Scalable Collaborative Analytical Modeling
Award last edited on: 7/22/2020

Sponsored Program
SBIR
Awarding Agency
NSF
Total Award Amount
$1,102,102
Award Phase
2
Solicitation Topic Code
IT
Principal Investigator
Stephen D Brady

Company Information

Fact Labs Inc

1864 15th Street Unit 204
San Francisco, CA 94103
   (415) 992-7974
   N/A
   N/A
Location: Single
Congr. District: 12
County: San Francisco

Phase I

Contract Number: 1722412
Start Date: 7/1/2017    Completed: 6/30/2018
Phase I year
2017
Phase I Amount
$225,000
The broader impact/commercial potential of this Small Business Innovation Research Phase I project is to enable organizations - whether businesses, governments, or non-profits - to make more informed, more data-driven decisions. All organizations must decide how to allocate limited resources and do so in the context of meeting a set of objectives, such as profit, social wellbeing, or health. Modeling as a process and models as artifacts of that process allow decision makers to understand data through the lens of objectives to then make decisions; data alone, no matter how much, cannot make decisions. As more aspects of the world are instrumented and captured digitally, the breadth and quantity of data will out of necessity require more modeling to be codified and bring more stakeholders into the fold. Organizations need a modeling workflow and supporting tools that are capable of handling this wider range of data, are fully accessible to non-technical users, and allow more stakeholders to participate in this important process. This Small Business Innovation Research Phase I project addresses the challenge of many users collaboratively building and maintaining analytical models that are consistent and reproducible while allowing for divergent and convergent change. On one end, spreadsheets serve as a general-purpose, ad hoc modeling tool that is open-ended and accessible for many, and on the other, whole software applications whether packaged or custom developed are generally more powerful in important ways but usually sacrifice accessibility and generalizability.

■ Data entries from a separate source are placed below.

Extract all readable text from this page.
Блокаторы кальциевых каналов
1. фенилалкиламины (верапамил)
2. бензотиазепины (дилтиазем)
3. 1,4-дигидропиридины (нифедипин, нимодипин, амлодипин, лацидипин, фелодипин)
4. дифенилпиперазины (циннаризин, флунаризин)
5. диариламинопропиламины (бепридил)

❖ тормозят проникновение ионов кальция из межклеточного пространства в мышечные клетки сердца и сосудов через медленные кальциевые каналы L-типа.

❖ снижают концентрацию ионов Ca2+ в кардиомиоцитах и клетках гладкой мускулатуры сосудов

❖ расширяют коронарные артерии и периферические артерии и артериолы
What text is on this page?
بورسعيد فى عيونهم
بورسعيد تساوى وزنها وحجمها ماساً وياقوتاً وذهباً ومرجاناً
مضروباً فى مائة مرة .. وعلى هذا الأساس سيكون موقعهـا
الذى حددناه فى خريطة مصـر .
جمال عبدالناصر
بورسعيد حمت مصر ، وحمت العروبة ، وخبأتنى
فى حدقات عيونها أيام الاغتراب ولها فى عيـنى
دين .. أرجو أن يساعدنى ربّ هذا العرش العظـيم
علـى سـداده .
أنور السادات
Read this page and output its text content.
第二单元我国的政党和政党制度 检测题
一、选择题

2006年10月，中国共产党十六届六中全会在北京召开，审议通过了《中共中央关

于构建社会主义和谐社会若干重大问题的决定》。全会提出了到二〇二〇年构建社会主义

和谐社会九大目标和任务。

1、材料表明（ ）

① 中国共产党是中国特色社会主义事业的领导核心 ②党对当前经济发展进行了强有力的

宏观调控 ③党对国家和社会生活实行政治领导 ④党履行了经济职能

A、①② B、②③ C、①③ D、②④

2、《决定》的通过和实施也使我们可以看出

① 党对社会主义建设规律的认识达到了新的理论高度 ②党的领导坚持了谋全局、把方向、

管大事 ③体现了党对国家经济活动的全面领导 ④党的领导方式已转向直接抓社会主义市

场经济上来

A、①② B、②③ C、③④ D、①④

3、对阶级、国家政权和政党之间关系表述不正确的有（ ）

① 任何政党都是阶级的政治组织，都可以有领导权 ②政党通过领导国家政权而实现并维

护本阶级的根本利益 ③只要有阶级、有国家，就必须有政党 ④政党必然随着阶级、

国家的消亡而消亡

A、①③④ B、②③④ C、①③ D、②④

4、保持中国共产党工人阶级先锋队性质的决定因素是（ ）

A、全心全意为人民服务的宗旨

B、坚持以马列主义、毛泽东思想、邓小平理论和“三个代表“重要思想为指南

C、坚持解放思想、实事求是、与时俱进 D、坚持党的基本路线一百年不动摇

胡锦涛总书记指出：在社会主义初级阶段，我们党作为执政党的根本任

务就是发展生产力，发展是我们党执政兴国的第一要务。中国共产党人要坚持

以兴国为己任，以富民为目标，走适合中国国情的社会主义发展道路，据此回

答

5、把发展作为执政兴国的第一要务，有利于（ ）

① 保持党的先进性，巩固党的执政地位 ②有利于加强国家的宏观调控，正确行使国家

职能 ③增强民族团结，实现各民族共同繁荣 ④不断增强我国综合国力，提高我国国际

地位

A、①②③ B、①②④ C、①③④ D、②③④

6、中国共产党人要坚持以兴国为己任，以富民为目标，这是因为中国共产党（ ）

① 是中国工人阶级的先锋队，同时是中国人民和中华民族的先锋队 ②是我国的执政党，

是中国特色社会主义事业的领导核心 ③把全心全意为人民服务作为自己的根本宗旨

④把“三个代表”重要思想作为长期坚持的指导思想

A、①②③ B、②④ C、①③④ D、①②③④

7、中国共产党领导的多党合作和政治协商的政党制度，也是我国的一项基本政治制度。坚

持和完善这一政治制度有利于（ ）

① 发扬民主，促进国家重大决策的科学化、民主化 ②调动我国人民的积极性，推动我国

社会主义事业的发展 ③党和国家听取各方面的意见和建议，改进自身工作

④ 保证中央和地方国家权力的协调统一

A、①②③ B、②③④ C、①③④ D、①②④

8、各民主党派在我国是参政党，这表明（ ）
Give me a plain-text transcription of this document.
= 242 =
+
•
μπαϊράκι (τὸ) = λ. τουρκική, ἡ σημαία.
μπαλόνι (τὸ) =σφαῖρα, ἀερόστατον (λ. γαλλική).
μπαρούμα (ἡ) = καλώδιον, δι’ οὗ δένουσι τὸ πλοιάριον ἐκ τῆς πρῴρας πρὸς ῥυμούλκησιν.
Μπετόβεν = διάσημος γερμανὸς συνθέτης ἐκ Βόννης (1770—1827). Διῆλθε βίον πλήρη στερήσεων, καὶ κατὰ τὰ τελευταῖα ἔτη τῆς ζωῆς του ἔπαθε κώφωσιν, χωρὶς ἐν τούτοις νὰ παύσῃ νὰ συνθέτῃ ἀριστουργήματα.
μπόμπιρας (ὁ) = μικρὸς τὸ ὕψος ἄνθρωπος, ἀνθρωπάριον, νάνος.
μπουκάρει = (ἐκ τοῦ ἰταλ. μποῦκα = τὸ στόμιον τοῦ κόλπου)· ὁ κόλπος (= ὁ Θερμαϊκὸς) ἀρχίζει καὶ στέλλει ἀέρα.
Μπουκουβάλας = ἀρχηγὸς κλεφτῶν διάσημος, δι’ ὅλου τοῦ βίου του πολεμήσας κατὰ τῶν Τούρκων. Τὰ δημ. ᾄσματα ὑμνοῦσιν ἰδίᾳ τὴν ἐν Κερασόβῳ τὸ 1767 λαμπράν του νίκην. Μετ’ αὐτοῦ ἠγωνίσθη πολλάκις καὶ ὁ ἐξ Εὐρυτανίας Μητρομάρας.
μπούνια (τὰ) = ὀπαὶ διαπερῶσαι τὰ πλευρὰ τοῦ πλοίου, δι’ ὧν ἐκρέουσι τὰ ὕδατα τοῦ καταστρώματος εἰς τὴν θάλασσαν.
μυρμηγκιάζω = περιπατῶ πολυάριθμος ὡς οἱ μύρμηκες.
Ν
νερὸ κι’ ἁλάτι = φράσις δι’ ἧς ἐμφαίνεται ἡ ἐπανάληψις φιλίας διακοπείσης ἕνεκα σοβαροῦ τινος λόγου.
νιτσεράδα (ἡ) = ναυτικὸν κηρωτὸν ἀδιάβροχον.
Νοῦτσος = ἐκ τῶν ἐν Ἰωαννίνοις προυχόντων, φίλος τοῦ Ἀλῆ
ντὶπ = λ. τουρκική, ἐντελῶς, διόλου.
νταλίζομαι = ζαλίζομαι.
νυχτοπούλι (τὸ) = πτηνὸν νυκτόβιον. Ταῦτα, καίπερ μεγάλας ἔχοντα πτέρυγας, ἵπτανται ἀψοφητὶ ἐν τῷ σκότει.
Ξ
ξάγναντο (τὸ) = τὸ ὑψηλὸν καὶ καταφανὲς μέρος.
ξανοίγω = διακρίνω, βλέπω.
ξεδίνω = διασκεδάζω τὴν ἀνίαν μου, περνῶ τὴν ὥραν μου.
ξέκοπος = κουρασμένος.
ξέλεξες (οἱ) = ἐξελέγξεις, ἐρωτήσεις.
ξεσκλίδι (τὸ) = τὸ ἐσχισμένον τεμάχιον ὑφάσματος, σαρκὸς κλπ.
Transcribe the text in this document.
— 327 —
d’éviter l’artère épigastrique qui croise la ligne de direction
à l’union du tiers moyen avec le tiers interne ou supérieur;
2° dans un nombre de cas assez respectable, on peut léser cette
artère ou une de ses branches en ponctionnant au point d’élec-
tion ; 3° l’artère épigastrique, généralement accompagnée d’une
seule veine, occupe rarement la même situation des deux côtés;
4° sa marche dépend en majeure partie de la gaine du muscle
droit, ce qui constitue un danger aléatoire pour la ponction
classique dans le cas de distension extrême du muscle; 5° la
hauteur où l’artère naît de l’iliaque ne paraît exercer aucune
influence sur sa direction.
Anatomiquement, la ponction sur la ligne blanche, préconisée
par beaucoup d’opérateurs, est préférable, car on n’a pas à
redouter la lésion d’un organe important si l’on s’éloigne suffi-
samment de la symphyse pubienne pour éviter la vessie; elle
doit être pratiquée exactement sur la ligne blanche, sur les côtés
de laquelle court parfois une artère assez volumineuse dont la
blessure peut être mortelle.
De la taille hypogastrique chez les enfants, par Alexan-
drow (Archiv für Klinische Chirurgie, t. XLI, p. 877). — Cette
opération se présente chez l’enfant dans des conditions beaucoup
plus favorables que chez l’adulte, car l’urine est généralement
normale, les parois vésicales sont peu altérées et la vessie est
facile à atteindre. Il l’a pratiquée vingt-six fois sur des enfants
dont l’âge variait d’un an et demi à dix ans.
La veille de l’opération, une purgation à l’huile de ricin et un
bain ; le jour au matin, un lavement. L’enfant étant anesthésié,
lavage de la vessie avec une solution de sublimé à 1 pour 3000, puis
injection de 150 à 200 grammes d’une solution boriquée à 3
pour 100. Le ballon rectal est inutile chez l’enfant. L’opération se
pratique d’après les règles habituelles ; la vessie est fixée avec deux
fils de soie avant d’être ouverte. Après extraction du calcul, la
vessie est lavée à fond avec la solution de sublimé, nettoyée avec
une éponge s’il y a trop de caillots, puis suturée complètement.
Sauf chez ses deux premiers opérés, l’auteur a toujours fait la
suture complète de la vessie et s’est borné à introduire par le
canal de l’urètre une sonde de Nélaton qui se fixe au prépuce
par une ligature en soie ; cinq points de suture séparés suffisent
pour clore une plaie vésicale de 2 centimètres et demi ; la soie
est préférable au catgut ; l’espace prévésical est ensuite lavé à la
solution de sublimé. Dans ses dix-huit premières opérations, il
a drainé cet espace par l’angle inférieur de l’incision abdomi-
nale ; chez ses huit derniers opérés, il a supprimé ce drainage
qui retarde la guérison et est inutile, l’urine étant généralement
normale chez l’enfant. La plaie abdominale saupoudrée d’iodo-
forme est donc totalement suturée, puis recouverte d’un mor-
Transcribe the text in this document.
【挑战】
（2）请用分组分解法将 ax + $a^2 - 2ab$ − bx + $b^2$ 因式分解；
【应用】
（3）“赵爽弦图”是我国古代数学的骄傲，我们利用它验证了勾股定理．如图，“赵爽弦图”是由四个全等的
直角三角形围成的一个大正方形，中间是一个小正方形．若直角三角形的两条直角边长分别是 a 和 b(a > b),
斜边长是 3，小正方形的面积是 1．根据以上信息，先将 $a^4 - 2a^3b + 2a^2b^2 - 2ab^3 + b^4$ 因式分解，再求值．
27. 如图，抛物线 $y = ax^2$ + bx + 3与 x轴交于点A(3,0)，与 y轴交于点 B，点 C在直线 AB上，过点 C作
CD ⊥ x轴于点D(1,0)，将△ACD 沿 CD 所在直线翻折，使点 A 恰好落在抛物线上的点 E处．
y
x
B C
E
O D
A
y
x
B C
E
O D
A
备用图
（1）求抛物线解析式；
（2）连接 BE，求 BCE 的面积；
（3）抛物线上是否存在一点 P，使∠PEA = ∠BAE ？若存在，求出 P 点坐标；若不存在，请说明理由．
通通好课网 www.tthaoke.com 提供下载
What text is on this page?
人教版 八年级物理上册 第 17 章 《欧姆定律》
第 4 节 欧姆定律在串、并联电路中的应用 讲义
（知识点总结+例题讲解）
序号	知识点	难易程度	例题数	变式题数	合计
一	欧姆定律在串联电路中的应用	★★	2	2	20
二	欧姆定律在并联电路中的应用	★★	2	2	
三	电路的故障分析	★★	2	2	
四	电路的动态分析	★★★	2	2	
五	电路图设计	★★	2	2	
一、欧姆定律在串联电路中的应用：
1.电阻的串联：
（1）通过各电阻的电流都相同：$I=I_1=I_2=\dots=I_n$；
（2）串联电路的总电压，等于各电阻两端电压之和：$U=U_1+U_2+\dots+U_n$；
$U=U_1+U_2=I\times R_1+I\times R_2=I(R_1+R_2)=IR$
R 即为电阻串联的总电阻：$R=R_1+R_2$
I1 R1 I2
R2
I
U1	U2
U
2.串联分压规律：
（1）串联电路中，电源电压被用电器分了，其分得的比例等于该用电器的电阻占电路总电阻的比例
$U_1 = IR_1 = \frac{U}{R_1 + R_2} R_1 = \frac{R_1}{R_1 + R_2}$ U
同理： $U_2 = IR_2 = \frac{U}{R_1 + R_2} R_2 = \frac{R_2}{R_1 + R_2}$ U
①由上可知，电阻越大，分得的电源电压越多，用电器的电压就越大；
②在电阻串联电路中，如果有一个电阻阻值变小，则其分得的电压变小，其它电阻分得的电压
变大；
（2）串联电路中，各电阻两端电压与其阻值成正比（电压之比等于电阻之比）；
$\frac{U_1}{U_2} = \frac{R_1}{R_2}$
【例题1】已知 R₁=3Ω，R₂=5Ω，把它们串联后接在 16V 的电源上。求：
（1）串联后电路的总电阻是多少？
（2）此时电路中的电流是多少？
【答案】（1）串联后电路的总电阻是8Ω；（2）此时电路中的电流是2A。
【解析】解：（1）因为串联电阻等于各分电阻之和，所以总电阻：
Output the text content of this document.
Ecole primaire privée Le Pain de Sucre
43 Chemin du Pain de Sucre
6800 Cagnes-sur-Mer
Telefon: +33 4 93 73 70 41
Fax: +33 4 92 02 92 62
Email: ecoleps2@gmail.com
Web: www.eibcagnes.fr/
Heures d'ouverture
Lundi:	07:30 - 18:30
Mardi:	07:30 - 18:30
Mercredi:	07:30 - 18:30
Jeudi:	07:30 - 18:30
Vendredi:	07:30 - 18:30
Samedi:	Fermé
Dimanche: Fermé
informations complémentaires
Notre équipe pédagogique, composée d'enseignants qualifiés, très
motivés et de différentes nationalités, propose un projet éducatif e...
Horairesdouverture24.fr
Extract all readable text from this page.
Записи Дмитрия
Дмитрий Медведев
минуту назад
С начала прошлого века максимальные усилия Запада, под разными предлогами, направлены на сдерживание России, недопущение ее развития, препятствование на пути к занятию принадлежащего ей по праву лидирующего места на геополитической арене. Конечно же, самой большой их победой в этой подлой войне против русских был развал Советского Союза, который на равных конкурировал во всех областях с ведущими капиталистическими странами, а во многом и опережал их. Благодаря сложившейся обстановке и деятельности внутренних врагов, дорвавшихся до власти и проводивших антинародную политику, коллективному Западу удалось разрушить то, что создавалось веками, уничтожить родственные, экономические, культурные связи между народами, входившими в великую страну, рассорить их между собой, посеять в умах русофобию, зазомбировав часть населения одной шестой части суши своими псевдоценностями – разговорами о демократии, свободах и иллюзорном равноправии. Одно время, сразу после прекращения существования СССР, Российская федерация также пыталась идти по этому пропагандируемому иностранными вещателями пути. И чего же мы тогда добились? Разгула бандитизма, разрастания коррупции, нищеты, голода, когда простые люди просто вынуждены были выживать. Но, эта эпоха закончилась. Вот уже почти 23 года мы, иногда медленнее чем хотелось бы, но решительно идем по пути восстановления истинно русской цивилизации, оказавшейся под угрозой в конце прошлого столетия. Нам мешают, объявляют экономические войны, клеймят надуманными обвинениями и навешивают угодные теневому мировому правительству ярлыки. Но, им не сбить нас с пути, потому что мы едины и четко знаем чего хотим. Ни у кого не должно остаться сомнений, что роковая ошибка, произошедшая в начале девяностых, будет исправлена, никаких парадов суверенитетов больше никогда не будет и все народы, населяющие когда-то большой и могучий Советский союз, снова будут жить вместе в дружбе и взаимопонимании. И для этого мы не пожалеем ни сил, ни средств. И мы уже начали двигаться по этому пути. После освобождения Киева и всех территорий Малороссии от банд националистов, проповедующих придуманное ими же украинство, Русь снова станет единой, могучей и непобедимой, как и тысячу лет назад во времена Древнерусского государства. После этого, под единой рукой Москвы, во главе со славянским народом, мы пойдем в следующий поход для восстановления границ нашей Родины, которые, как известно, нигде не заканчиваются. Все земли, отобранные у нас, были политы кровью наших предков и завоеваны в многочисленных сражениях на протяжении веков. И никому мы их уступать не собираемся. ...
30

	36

This project will produce a prototype of a collaborative integrated development environment for modeling that manages code and data. The technical feasibility of this prototype will be evaluated by developing a test framework that simulates the divergence and convergence of models and scores the outcomes. The commercial feasibility will be evaluated by testing with users building real models to understand the scope of functionality required to bring this to market.

Phase II

Contract Number: 1831280
Start Date: 8/15/2018    Completed: 1/31/2021
Phase II year
2018
(last award dollars: 2020)
Phase II Amount
$877,102

The broader impact/commercial potential of this Small Business Innovation Research Phase II project is to enable organizations - whether businesses, governments, or non-profits - to make more informed, more data-driven decisions. All organizations must decide how to allocate limited resources and do so in the context of meeting a set of objectives, such as profit, social wellbeing, or health. Modeling as a process and models as artifacts of that process allow decision makers to understand data through the lens of objectives and to then make decisions; data alone, no matter how much, cannot make decisions. As more aspects of the world are instrumented and captured digitally, the breadth and quantity of data will out of necessity require larger, more complex models to be built. Organizations will need a modeling workflow and supporting tools that scale with these demands. This Small Business Innovation Research (SBIR) Phase II project addresses the challenge of many users collaboratively building and maintaining analytical models that are consistent and reproducible while allowing for divergent and convergent change. This project will address the resource management challenges identified in development and the interactivity gaps identified in user testing of the Phase I prototype. The result will be a commercial software application for building models that manages code, data, and the evolution of both over time by many users. This award reflects NSF's statutory mission and has been deemed worthy of support through evaluation using the Foundation's intellectual merit and broader impacts review criteria.